Archane 2:04PM (5/18/2009)
A federally mandated air/efficiency act sounds like a move in the right direction. I'm sick and tired of the US not being able to house cars like the 70MPG Polo BlueMotion because it doesn't meet one states clean air acts. Our market is called the USDM, not the CDM (California Domestic Market), lol.
Reply
no. 5:50PM (5/18/2009)
I'm also sick of Federal mandates and tax-evading czars. Ever read the Constitution before?
John Johnson 2:04PM (5/18/2009)
I hope Arnie rolls up in his Hummer and Obama in his 300.
Reply
Archane 2:08PM (5/18/2009)
Hey, they may have crappy gas mileage, but thanks to the five or more cat-cons they have hooked up to those babies, they meet CARB emission rules. Don't you love our broken system?
John 2:15PM (5/18/2009)
He got rid of the 300 quite a while ago. They bought an Escape Hybrid when the new mode ( 2008 I think)l came out.
LoneWolf 2:35PM (5/18/2009)
It's about prestige. Do you think any political leader of a party of any country will show up in something lesser than a Audi, BMW or similar vehicles?
John Johnson 2:37PM (5/18/2009)
I'm cool with it, as long as they can make his limo-tank meet these standards.
Sean 3:59PM (5/18/2009)
It's a vehicle designed solely to keep the people inside of it alive, expecting it to meet that kind of standard is just idiotic.

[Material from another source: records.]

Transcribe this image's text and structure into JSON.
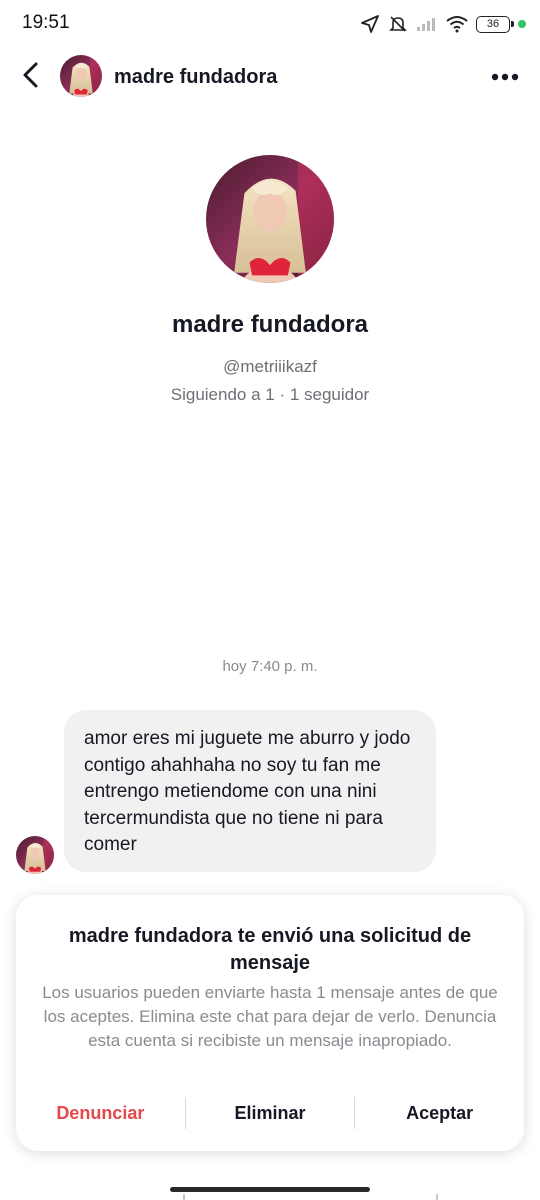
{
  "status_bar": {
    "time": "19:51",
    "battery": "36",
    "icons": [
      "location-arrow-icon",
      "bell-muted-icon",
      "signal-icon",
      "wifi-icon",
      "battery-icon",
      "privacy-dot-icon"
    ]
  },
  "header": {
    "back_icon": "chevron-left-icon",
    "name": "madre fundadora",
    "more_icon": "more-horizontal-icon"
  },
  "profile": {
    "name": "madre fundadora",
    "handle": "@metriiikazf",
    "stats": "Siguiendo a 1 · 1 seguidor"
  },
  "chat": {
    "timestamp": "hoy 7:40 p. m.",
    "message": "amor eres mi juguete me aburro y jodo contigo ahahhaha no soy tu fan me entrengo metiendome con una nini tercermundista que no tiene ni para comer"
  },
  "request": {
    "title": "madre fundadora te envió una solicitud de mensaje",
    "body": "Los usuarios pueden enviarte hasta 1 mensaje antes de que los aceptes. Elimina este chat para dejar de verlo. Denuncia esta cuenta si recibiste un mensaje inapropiado.",
    "actions": {
      "report": "Denunciar",
      "delete": "Eliminar",
      "accept": "Aceptar"
    }
  },
  "colors": {
    "report": "#e5484d",
    "bubble": "#f1f1f2",
    "secondary_text": "#8a8b91"
  }
}
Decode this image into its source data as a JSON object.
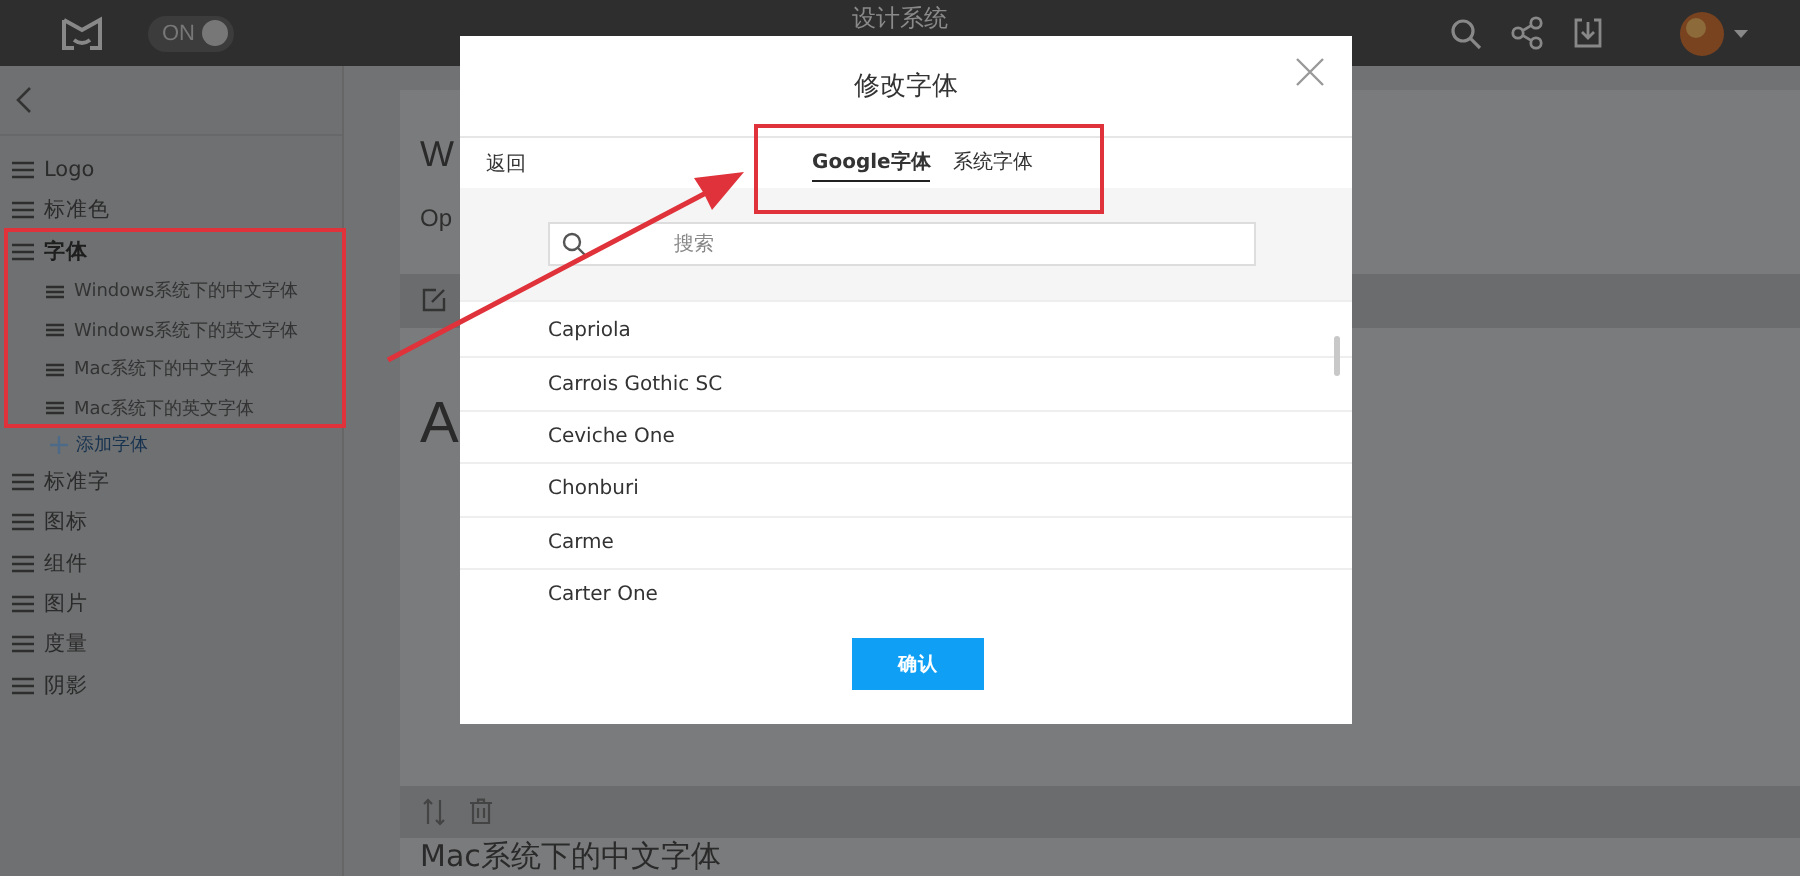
{
  "header": {
    "toggle": {
      "label": "ON",
      "on": true
    },
    "title": "设计系统"
  },
  "sidebar": {
    "items": [
      {
        "label": "Logo",
        "selected": false
      },
      {
        "label": "标准色",
        "selected": false
      },
      {
        "label": "字体",
        "selected": true,
        "children": [
          {
            "label": "Windows系统下的中文字体",
            "selected": false
          },
          {
            "label": "Windows系统下的英文字体",
            "selected": false
          },
          {
            "label": "Mac系统下的中文字体",
            "selected": false
          },
          {
            "label": "Mac系统下的英文字体",
            "selected": false
          }
        ],
        "add_label": "添加字体"
      },
      {
        "label": "标准字",
        "selected": false
      },
      {
        "label": "图标",
        "selected": false
      },
      {
        "label": "组件",
        "selected": false
      },
      {
        "label": "图片",
        "selected": false
      },
      {
        "label": "度量",
        "selected": false
      },
      {
        "label": "阴影",
        "selected": false
      }
    ]
  },
  "main": {
    "heading": "W",
    "subheading": "Op",
    "sample": "A",
    "next_heading": "Mac系统下的中文字体"
  },
  "dialog": {
    "title": "修改字体",
    "back": "返回",
    "tabs": [
      {
        "label": "Google字体",
        "selected": true
      },
      {
        "label": "系统字体",
        "selected": false
      }
    ],
    "search": {
      "placeholder": "搜索"
    },
    "fonts": [
      "Capriola",
      "Carrois Gothic SC",
      "Ceviche One",
      "Chonburi",
      "Carme",
      "Carter One"
    ],
    "confirm": "确认"
  }
}
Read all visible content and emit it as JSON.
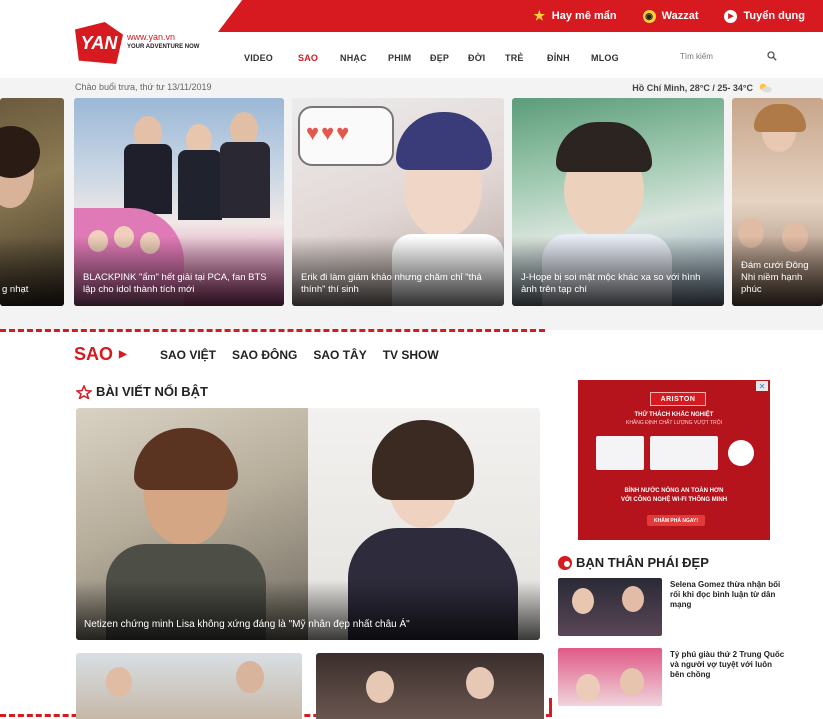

And no, it's not a double standard, it's not a car that's going to be driven to and from work by Joe Schmoe every day.
WPE80 2:12PM (5/18/2009)
Thank you Obama and Co. for making life miserable for motorists and even more impossible for carmakers by forcing through your arbitrary regulations to placate the tree huggers.
Good move.
They will just keep making restrictions worse and worse with no thoughts of relaxing other arbitrary numbers so that we can never receive the good economy cars from Europe, because then they'd be seen as weak by their voters.
I can't imagine what life must have been like when this country was governed by people that were actually interested in making the country a better place to live, and not just with getting elected again every 4 years.
Reply
warren 2:36PM (5/18/2009)
This isn't about tree-huggers. This is about reducing the need to buy massive amounts of oil from the middle east. America will get poorer and poorer so long as we keep on shovelling countless billiions of dollars in their direction every year.